J'ai tout de suite été happée par cette histoire. Le scénario m'a beaucoup impressionnée, m'a fait peur aussi. Je me suis dit que l'expérience de ce film allait être dure, mais j'avais vraiment envie de plonger.

C'est le personnage de cette femme amoureuse qui vous a décidé ?
Ce qui m'intéressait, c'était d'avoir à jouer le déni de Claire face à la réalité.

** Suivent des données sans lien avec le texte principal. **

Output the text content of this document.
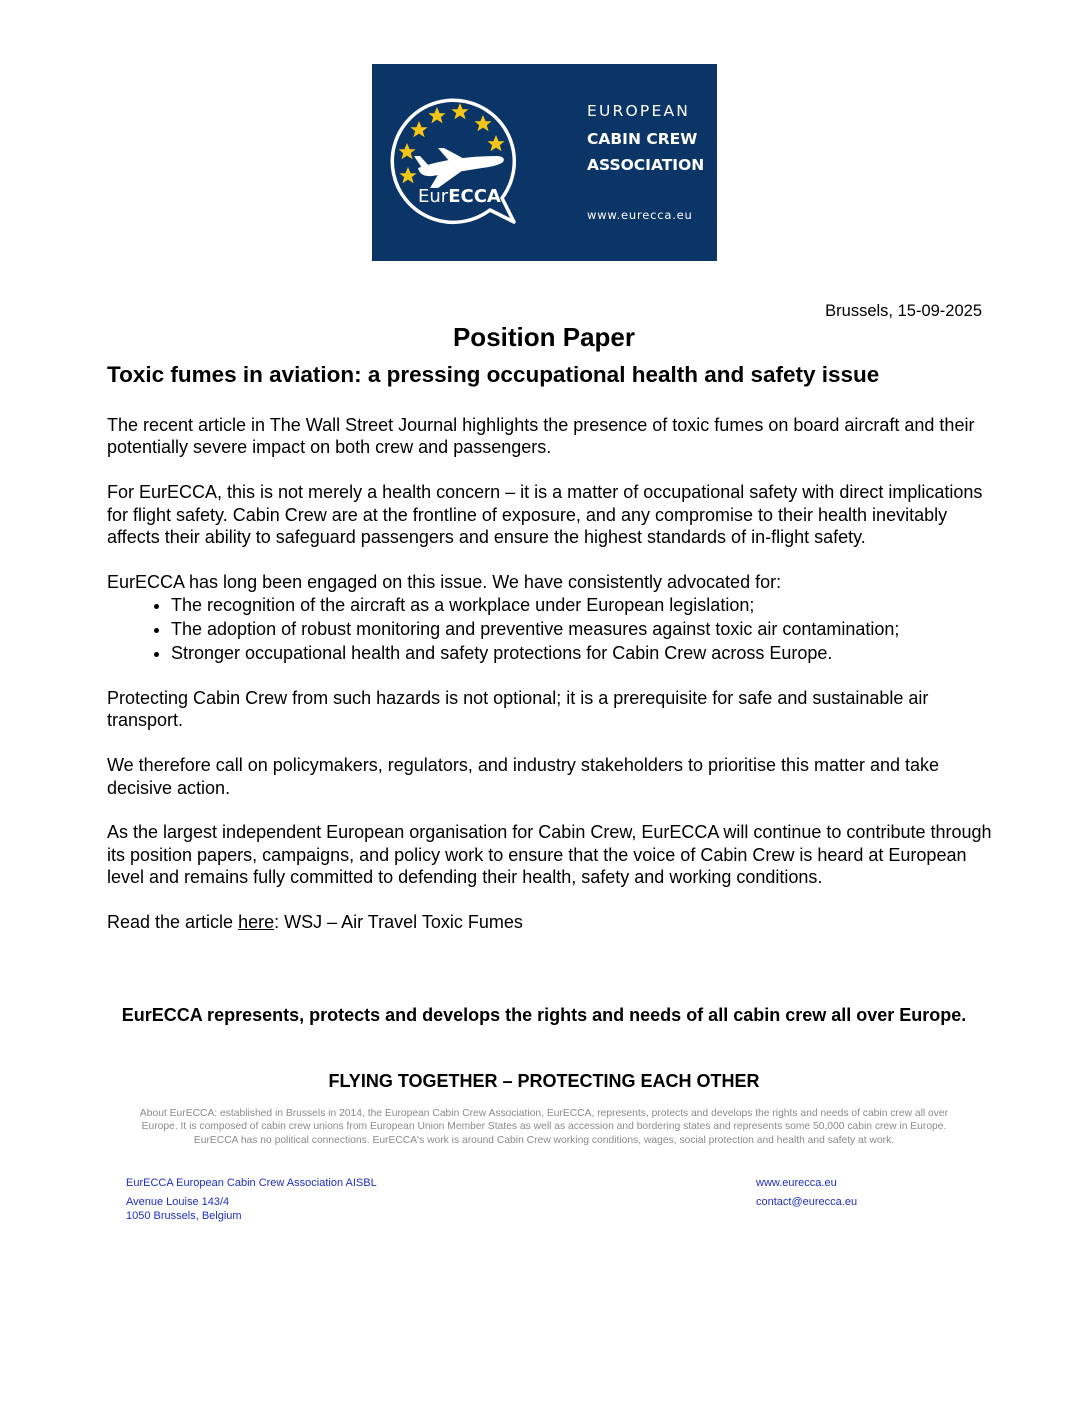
EurECCA
EUROPEAN
CABIN CREW
ASSOCIATION
www.eurecca.eu
Brussels, 15-09-2025
Position Paper
Toxic fumes in aviation: a pressing occupational health and safety issue

The recent article in The Wall Street Journal highlights the presence of toxic fumes on board aircraft and their potentially severe impact on both crew and passengers.

For EurECCA, this is not merely a health concern – it is a matter of occupational safety with direct implications for flight safety. Cabin Crew are at the frontline of exposure, and any compromise to their health inevitably affects their ability to safeguard passengers and ensure the highest standards of in-flight safety.

EurECCA has long been engaged on this issue. We have consistently advocated for:

• The recognition of the aircraft as a workplace under European legislation;
• The adoption of robust monitoring and preventive measures against toxic air contamination;
• Stronger occupational health and safety protections for Cabin Crew across Europe.

Protecting Cabin Crew from such hazards is not optional; it is a prerequisite for safe and sustainable air transport.

We therefore call on policymakers, regulators, and industry stakeholders to prioritise this matter and take decisive action.

As the largest independent European organisation for Cabin Crew, EurECCA will continue to contribute through its position papers, campaigns, and policy work to ensure that the voice of Cabin Crew is heard at European level and remains fully committed to defending their health, safety and working conditions.

Read the article here: WSJ – Air Travel Toxic Fumes

EurECCA represents, protects and develops the rights and needs of all cabin crew all over Europe.
FLYING TOGETHER – PROTECTING EACH OTHER
About EurECCA: established in Brussels in 2014, the European Cabin Crew Association, EurECCA, represents, protects and develops the rights and needs of cabin crew all over Europe. It is composed of cabin crew unions from European Union Member States as well as accession and bordering states and represents some 50,000 cabin crew in Europe. EurECCA has no political connections. EurECCA's work is around Cabin Crew working conditions, wages, social protection and health and safety at work.
EurECCA European Cabin Crew Association AISBL
Avenue Louise 143/4
1050 Brussels, Belgium
www.eurecca.eu
contact@eurecca.eu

Elle se masque une partie de la personnalité de l'homme qui l'attire. Je suis fascinée par ça, quand on se voile la face, on fait une sorte de machine arrière mentale en effaçant les informations qui nous déplaisent, ou ne correspondent pas à ce qu'on a envie d'entendre, de percevoir ou de ressentir. J'avais vraiment envie d'explorer ce sentiment-là. Ce film questionne notre perception de la réalité. Veut-on voir la vérité ? Comment être plus lucide dans nos vies par rapport à nous-même et par rapport aux gens qui nous entourent ? Et les apparences. Qu'est-ce que l'on perçoit chez les gens au-delà d'une apparence qui peut être lisse, normale ? Qui sont-ils vraiment au fond d'eux-mêmes ? Comment faire le lien entre ce qu'ils dégagent et ce qu'ils ont dans la tête, comme pensées, comme fantasmes ?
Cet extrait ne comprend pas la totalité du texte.